Se internaron por estrechas callejuelas por las que Darío no había pasado nunca anteriormente, y tras cruzar una serie de edificios y atravesar varios patios interiores, desembocaron, a través de la escalera del sótano, en una especie de mugrienta tabernucha cuyas ventanas se abrían directamente al puente dominando la otra orilla del Ozama.
Media docena de hombres se agazapaban tras las mesas, asomando sus armas a través de las destrozadas cristaleras, y uno de ellos se volvió un instante y observó, con gesto despectivo, a los recién llegados.
—¿Éstos son los refuerzos que traes? —inquirió dirigiéndose a Américo Ospina—. ¡Pues sí que estamos buenos!
—¡A ver si te crees que los tipos dispuestos a que los maten crecen en los cocoteros! —fue la agria respuesta—. Ahí fuera hay mucho curioso; mucho valiente que grita que tenemos que arrancarles los cojones a los soldados, pero en cuanto les pones un arma en la mano se diría que es un purgante porque se cagan patas abajo.
El otro recorrió con la vista a la menguada tropa, y con un ademán de cabeza señaló a Teófilo Barragán.
—¿Y éstos no? ¡Menuda ayuda! Como tenga la misma suerte que repartiendo lotería, dentro de cinco minutos entra un obús por esa pared y nos manda al carajo. —Hizo un gesto autoritario hacia Darío señalando la puerta del fondo—. Ocúpate de la ventana del retrete. Vosotros a la cocina, y tú, Américo, sustitúyeme aquí que voy a ver si me vendan de una vez el puto brazo.
Sólo entonces advirtieron que tenía la manga izquierda desgarrada y un hilo de sangre le bajaba hasta la mano, y dejando sobre la mesa la metralleta que empuñaba, se encaminó a la escalera que conducía al sótano y desapareció por ella.
Darío dudó un instante; echó un vistazo a su alrededor, advirtió que todos habían vuelto a sus puestos mientras el negro y Barragán se encaminaban a lo que debía ser la cocina, y dejando en un rincón la caja de balas, se echó un puñado al bolsillo, cargó el pesado mosquetón y empujó la diminuta puerta sobre la que aparecía escrito de mala manera: «CABALLEROS».
La peste casi le tiró de espaldas. El retrete, atrancado, se encontraba lleno a rebosar de excrementos, y para alcanzar el alto ventanuco de ventilación se hacía necesario subirse a la taza de porcelana y apoyar un pie en cada borde esforzándose por mantener a duras penas el equilibrio.
Puso su mejor voluntad en conseguirlo; logró incluso sacar el cañón del arma por la abertura, apuntar hacia la torreta de uno de los tanques y disparar aun a sabiendas de la inutilidad de tal acción, pero lo único que sacó en claro fue que el violento culatazo del fusil mal apoyado en el hombro le desequilibrara de tal forma que perdió pie y fue a meterlo, casi hasta el tobillo, en el retrete.

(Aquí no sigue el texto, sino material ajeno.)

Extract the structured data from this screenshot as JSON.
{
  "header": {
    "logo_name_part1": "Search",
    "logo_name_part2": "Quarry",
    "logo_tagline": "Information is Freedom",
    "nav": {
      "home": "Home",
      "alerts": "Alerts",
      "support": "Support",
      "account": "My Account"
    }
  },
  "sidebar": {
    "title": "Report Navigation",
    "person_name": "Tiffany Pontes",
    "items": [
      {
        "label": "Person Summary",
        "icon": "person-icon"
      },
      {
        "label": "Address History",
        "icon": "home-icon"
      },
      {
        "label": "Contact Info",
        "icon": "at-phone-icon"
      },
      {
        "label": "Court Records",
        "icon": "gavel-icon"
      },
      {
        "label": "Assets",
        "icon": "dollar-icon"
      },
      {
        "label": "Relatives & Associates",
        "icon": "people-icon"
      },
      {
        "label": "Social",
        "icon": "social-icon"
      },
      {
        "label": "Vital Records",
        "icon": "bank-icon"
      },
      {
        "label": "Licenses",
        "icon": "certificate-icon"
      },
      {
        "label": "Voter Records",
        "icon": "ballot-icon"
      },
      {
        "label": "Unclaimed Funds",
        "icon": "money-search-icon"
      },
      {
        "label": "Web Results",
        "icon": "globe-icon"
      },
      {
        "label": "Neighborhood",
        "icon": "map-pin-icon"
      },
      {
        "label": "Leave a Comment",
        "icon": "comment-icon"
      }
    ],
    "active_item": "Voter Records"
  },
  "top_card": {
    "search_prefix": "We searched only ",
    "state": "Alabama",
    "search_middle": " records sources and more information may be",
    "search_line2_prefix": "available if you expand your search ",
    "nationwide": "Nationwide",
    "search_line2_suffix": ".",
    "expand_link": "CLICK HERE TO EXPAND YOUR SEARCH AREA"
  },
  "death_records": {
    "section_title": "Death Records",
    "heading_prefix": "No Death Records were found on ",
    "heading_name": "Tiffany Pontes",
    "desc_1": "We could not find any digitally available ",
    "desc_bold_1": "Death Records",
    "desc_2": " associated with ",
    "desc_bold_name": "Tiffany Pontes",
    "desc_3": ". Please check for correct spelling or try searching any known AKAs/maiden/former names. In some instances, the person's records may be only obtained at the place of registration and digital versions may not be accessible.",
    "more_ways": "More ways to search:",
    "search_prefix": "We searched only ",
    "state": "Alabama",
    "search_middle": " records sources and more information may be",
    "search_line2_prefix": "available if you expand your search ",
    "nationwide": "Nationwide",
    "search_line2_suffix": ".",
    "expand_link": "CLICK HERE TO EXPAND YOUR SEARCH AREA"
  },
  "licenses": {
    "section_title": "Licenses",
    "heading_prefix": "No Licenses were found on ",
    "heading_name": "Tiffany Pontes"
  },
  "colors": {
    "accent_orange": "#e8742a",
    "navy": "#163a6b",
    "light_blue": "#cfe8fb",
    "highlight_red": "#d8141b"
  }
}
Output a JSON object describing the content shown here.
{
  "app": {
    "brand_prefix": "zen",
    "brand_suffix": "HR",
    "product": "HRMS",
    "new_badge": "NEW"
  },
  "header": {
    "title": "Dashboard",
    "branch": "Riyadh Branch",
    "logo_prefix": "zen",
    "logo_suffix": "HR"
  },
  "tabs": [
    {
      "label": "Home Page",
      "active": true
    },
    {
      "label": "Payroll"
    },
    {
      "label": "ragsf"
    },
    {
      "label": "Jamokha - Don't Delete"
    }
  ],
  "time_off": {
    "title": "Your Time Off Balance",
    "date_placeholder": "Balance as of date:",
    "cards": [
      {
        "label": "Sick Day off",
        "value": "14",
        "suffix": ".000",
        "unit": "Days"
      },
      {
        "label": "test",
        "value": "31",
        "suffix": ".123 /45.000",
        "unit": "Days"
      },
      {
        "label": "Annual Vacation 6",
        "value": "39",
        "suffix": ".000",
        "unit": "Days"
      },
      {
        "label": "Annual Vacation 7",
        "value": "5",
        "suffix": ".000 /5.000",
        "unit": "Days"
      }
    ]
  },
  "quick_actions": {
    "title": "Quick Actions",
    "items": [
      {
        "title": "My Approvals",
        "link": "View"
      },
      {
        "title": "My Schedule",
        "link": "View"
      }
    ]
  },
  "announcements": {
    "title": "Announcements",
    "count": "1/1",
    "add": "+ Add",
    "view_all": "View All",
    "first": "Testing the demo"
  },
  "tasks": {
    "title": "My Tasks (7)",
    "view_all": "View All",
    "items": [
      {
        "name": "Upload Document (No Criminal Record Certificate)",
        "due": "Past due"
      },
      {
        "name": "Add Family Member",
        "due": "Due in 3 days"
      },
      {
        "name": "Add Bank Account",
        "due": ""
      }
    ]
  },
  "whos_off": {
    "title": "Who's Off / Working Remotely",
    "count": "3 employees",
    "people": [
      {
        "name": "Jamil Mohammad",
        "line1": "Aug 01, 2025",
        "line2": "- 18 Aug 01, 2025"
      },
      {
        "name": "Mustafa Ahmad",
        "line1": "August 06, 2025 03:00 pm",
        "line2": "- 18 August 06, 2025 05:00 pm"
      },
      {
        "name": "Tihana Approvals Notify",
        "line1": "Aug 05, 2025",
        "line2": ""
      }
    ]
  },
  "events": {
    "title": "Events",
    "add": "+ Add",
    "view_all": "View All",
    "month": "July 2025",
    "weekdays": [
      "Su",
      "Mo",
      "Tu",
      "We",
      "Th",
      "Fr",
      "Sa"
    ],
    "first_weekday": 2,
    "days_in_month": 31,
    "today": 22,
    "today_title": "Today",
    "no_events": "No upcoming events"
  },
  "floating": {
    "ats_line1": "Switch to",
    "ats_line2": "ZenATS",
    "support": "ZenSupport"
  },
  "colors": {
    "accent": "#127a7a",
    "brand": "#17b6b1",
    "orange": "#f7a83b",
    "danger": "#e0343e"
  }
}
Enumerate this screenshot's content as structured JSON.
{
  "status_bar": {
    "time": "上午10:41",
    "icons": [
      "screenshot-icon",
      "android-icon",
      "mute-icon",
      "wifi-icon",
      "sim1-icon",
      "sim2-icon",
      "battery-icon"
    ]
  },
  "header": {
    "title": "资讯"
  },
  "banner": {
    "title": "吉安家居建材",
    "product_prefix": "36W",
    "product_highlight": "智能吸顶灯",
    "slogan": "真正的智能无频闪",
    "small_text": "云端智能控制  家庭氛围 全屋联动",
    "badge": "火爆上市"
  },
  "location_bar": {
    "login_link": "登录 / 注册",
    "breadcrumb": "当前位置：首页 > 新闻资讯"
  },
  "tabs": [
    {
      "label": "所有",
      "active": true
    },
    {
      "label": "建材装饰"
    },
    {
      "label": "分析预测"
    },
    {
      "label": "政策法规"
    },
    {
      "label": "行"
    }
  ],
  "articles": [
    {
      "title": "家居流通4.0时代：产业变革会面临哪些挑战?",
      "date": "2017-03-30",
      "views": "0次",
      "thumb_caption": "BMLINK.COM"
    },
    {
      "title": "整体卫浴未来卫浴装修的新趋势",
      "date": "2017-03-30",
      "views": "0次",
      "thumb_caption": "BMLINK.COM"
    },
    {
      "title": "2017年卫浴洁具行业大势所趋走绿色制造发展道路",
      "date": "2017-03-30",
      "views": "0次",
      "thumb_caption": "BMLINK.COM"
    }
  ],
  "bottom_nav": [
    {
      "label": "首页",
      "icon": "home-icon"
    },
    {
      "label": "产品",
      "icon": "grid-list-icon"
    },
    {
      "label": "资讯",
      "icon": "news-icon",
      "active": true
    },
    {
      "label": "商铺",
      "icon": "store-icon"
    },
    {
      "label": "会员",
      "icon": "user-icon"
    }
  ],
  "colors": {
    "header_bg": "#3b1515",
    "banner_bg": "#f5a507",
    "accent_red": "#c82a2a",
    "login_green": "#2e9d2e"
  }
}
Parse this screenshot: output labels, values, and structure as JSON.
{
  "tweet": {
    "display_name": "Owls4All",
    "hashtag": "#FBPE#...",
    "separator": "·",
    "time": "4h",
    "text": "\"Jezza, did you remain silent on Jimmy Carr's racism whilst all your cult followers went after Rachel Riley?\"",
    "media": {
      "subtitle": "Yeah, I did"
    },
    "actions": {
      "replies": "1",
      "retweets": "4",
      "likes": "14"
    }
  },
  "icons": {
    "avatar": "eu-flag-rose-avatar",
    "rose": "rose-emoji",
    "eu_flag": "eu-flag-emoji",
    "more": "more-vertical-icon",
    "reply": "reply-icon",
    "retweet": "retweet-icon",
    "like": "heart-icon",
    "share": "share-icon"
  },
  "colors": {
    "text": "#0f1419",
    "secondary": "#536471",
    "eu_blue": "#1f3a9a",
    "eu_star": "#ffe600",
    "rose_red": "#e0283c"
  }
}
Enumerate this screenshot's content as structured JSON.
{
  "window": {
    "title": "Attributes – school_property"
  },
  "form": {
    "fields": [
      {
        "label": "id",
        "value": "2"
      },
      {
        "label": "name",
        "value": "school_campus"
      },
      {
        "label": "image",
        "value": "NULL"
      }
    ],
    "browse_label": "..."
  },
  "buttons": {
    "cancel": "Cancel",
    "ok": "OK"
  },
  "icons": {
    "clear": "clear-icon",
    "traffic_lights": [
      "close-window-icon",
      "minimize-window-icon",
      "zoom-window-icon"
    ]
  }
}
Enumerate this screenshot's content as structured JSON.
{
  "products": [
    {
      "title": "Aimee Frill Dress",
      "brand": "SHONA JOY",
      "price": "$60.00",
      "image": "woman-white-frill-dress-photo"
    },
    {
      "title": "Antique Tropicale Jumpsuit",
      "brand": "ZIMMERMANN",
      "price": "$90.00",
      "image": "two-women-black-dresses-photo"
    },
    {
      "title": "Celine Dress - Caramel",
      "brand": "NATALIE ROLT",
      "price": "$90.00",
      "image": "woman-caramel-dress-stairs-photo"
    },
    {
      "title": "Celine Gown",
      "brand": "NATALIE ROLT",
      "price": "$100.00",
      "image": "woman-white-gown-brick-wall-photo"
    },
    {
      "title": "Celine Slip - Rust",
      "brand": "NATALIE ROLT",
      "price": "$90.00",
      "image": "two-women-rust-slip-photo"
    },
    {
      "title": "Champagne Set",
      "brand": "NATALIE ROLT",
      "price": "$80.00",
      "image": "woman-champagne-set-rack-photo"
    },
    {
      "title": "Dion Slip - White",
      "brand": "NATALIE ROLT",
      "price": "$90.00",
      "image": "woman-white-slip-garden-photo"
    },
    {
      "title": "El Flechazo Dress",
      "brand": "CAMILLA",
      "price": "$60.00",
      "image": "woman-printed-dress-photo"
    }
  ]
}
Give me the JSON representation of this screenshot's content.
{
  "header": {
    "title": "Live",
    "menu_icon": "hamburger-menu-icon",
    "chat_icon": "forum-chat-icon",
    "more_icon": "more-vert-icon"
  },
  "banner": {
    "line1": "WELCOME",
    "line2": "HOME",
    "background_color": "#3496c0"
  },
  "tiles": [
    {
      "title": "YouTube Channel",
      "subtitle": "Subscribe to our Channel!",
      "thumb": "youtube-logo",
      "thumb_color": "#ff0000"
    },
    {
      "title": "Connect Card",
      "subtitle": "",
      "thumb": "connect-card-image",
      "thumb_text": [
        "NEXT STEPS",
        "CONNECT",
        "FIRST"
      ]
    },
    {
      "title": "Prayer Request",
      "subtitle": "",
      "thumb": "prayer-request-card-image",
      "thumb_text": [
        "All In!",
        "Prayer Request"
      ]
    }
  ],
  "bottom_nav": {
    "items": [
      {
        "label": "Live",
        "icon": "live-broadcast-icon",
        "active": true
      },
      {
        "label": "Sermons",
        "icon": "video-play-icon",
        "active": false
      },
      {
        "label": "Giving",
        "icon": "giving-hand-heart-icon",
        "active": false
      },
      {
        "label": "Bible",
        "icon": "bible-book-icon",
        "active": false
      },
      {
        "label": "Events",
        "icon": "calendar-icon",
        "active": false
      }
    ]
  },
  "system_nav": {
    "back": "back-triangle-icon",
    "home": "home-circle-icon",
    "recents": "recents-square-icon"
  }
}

Salió de allí restregando el zapato contra el suelo y las paredes, dejó el arma apoyada en una esquina y los proyectiles sobre la mesa más cercana, y cuando se encaminaba hacia la salida Américo Ospina se volvió y le observó con sorpresa:
—¿Adónde vas? —inquirió.
Darío Pocaterra le dirigió una larga mirada de rencor mientras continuaba agitando la pierna con gesto de asco.
—¡Al carajo! —replicó secamente—. Esta guerra no es la mía.